You might be wondering how this symbolic representation happens in the first place. Were the creators of the world’s mythologies consciously engaged in the metaphorical representation of their own minds? Or was this process unconscious, like the object of its representation?

I believe the answer is the latter. Naturally, another question then emerges: Why would the unconscious express itself in symbols, rather than directly?

In order to answer this question, it is important to understand something very basic about symbolism: symbolism is categorization. Why does this matter? Because categorization is the basic process by which we make sense of the world around us, and is deeply engrained into our mind as its basic mode of operation. Therefore, it would only be natural for the deepest recesses of our minds to make themselves heard through categorization — i.e. symbolism.

Symbolism is the act of representing something with something superficially different, yet similar in some important way. Thus Yuval Noah Harari can compare the action of terrorists in the Middle East to a fly buzzing in the ear of a bull in a china shop, coaxing the bull to destroy the shop. The symbol works because, though outwardly different, the two situations have a core of similarity.

Categorization is the same act of identifying a core of similarity between two things. To place two things within the same category is to treat them as the same, despite their differences. Thus a beanbag and a tree stump can both be categorized as a tree stump, despite looking nothing alike.

Symbolism is categorization because, by representing one member of a category with another, we draw attention to the core of similarity between the two members — i.e. the category itself — rather than the members.

The human mind first puts things into wide categories, than gradually narrows these categories down. This means that the way the mind processes a leaping lion is something like this: movement → threat → predator → lion → leaping lion with golden fur and a large mane. Notice that the perception of the lion comes after various broader categorizations. This is why people are capable of leaping away from a snake before they even see it: the “jump!” message reaches the spinal cord before the brain can process the data and turn it into a full-fledged visual perception.

Wider categories are the most crucial to our survival. Narrowers ones generally matter only later, when we are safe. So what are the widest, most fundamental categories? Put another way, what are the most basic elements of our existence as human beings? Jung’s answer was simple: these are the archetypes. As the most fundamental categories, they are also the most fundamental engines of symbolism, and therefore of myth and story.

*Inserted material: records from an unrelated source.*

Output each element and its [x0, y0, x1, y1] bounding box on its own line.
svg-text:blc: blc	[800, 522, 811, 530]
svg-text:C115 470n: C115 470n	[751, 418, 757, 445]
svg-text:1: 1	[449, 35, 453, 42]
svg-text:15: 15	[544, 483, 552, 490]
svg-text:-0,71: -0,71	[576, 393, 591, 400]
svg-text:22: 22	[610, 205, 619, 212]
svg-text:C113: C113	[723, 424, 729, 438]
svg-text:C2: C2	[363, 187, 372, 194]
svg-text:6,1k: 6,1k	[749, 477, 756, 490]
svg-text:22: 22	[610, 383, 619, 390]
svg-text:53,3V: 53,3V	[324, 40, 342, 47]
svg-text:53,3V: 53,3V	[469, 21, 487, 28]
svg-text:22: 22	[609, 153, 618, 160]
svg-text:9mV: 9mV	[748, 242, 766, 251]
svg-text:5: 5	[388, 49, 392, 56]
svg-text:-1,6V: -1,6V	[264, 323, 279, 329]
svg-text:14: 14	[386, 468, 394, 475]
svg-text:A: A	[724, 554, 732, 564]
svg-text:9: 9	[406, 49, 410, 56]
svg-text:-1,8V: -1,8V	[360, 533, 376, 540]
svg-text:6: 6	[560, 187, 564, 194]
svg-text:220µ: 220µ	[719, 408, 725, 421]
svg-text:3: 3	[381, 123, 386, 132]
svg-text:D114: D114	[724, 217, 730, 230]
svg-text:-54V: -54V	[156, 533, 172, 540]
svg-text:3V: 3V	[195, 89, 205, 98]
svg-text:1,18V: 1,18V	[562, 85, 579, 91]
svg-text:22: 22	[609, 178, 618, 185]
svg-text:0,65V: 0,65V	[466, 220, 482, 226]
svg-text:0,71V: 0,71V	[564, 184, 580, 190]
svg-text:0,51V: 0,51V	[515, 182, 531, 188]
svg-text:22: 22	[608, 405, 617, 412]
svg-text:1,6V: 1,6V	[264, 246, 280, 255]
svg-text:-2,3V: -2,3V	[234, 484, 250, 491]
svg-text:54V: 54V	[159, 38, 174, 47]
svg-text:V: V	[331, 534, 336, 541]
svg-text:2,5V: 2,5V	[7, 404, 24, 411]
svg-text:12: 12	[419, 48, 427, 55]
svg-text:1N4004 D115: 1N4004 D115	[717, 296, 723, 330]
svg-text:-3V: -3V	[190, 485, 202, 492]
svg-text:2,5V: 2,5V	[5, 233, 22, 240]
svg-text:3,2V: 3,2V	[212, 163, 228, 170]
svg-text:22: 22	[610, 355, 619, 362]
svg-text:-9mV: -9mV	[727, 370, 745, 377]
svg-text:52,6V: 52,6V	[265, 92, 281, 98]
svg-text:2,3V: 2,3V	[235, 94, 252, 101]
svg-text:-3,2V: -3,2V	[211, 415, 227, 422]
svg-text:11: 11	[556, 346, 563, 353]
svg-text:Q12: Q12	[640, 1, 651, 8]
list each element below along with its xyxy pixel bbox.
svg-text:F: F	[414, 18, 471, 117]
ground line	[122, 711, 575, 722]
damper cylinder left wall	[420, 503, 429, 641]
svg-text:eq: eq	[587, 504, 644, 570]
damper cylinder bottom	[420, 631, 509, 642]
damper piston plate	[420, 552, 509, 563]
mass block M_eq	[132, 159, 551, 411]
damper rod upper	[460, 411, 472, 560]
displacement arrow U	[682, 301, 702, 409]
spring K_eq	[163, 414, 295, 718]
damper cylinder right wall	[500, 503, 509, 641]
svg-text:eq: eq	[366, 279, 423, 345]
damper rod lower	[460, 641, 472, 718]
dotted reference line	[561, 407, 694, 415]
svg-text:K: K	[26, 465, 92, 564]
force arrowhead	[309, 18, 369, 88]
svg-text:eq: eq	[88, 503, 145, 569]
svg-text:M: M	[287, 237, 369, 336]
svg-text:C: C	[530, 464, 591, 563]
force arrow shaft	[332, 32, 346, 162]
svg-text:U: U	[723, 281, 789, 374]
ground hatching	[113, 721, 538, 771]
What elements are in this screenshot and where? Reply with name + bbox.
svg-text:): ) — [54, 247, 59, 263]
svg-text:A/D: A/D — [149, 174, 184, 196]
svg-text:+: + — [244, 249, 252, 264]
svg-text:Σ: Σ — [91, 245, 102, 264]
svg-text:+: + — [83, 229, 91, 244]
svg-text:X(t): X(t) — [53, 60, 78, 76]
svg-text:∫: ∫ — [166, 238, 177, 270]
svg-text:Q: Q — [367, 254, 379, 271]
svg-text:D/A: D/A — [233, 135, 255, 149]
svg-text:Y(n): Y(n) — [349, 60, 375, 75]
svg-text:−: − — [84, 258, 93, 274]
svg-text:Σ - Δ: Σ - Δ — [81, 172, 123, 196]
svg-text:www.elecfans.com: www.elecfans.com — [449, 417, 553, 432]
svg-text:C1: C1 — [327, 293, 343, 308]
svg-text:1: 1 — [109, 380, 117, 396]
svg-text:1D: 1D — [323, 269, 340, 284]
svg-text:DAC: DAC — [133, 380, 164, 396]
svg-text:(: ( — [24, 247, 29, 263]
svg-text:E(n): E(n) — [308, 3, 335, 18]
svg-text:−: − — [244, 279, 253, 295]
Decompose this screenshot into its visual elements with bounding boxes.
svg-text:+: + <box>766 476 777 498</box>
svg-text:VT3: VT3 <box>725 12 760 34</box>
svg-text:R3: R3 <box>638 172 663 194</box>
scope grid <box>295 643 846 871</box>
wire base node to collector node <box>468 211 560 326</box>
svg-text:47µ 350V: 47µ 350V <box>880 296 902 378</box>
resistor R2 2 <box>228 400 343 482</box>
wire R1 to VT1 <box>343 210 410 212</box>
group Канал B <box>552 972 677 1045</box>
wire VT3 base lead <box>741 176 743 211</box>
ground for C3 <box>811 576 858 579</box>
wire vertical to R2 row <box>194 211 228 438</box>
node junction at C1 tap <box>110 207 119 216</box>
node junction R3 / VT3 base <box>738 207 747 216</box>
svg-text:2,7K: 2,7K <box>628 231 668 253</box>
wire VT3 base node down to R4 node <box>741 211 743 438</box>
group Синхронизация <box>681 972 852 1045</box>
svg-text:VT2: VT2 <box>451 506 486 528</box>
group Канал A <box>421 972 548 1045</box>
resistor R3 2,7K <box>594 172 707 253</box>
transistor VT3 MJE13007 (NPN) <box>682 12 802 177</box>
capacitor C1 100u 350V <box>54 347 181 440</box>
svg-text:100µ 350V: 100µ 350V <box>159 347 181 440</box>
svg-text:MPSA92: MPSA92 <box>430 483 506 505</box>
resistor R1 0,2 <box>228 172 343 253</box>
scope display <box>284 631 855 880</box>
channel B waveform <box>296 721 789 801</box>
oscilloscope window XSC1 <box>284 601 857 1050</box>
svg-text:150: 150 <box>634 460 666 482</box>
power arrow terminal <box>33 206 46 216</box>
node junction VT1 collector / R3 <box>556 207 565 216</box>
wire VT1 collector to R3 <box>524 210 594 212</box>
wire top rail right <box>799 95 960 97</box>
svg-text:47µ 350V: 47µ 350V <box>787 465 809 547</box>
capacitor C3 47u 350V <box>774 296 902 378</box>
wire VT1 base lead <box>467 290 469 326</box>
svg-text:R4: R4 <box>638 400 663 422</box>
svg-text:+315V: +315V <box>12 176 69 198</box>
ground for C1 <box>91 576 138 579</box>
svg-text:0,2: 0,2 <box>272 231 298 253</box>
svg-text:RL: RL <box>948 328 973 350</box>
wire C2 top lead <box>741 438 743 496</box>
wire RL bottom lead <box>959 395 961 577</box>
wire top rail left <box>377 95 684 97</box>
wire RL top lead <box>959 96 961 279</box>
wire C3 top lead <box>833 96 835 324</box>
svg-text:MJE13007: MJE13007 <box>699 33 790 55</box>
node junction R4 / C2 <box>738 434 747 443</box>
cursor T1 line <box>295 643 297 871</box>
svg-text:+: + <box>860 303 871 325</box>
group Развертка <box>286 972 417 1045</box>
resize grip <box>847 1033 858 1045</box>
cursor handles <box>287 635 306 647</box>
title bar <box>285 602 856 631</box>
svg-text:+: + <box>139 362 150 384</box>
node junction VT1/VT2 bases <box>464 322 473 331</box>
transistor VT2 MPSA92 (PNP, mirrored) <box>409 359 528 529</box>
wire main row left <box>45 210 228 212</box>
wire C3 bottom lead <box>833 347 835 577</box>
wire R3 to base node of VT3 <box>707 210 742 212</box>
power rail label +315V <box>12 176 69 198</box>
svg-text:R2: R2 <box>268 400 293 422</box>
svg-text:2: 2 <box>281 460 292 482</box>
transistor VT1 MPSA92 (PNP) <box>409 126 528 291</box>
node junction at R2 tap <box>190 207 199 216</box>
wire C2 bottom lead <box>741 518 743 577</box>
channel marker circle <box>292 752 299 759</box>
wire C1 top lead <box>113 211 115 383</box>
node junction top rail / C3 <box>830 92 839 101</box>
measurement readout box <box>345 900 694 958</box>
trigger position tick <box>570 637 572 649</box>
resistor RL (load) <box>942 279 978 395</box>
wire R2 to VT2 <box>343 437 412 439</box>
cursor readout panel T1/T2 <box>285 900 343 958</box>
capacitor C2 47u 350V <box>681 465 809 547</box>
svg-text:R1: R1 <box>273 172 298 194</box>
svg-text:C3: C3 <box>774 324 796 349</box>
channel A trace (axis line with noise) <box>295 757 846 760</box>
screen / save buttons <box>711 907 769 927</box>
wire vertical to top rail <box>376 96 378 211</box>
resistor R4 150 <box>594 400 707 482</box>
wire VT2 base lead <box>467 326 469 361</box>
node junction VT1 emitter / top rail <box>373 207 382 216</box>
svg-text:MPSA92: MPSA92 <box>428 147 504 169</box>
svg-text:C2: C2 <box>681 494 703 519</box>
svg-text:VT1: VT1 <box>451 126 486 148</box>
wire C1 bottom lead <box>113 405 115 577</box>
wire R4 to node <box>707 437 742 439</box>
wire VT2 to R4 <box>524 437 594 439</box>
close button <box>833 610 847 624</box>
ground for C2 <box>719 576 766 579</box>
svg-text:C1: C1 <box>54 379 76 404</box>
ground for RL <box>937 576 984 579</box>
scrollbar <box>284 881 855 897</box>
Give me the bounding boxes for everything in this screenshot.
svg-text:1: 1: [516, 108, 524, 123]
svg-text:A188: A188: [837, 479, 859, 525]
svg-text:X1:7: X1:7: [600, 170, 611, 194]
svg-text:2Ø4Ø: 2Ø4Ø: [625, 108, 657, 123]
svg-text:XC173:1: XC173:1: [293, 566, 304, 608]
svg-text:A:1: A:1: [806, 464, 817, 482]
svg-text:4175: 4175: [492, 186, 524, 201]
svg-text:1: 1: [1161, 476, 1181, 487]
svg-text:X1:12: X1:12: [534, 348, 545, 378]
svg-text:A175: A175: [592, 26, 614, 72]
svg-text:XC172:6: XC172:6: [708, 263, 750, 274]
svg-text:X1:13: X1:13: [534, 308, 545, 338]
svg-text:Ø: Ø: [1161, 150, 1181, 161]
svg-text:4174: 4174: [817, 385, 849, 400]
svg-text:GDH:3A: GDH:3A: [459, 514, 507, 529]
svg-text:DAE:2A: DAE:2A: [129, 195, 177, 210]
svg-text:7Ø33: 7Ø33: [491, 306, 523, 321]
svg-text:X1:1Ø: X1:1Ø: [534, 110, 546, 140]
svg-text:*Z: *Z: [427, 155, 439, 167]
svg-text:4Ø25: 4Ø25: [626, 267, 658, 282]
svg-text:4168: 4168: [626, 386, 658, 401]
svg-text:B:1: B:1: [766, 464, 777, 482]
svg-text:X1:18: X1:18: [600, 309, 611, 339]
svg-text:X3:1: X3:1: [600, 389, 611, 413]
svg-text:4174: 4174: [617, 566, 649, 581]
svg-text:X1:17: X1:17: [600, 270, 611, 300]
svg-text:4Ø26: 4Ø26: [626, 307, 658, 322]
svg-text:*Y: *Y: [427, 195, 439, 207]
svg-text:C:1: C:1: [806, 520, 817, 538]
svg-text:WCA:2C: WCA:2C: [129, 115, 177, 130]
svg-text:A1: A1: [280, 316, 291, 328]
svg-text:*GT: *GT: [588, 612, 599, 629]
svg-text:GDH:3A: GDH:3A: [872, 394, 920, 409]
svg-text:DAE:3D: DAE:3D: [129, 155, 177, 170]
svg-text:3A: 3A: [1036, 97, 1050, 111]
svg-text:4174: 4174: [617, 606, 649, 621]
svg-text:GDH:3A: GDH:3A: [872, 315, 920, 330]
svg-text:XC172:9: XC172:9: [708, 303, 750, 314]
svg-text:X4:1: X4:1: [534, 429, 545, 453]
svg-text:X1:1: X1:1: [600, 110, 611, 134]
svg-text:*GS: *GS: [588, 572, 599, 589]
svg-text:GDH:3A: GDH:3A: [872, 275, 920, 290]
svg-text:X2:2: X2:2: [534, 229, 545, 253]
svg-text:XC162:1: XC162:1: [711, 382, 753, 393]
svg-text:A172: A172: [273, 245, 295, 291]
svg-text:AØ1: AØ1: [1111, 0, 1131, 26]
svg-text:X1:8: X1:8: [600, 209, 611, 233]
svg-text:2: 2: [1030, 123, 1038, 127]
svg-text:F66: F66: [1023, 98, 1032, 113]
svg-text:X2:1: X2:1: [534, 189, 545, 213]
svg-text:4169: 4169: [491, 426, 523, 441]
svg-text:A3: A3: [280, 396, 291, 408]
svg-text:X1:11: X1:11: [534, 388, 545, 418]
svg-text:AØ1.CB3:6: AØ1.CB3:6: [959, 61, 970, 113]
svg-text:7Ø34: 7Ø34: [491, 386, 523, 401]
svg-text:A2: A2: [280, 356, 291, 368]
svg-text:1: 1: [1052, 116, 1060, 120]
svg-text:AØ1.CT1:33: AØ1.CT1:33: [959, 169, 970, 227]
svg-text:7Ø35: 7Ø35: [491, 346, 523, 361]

Once you’ve understood this, the rest of Jung’s thought becomes much easier to wrap your head around. He believed that religious stories were true (or at least “psychologically true,” as he liked to say), for example, not because they literally happened, but because they express the fundamental elements of human existence in a rich manner. He believed that certain psychological forces could control us on a collective level, for example, not because some spooky telepathy connects us all (although he did dip his toes in such waters), but because it is a fact of life that categories that exist within the minds of all can affect the actions of all. He believed that dreams could contain premonitions of the future, for example, not because messages from tomorrow are being beamed into our brains while we sleep, but because a dream can tell us about the nature of the mind that produced it, and the nature of a mind can tell us about how this mind may fare in the future.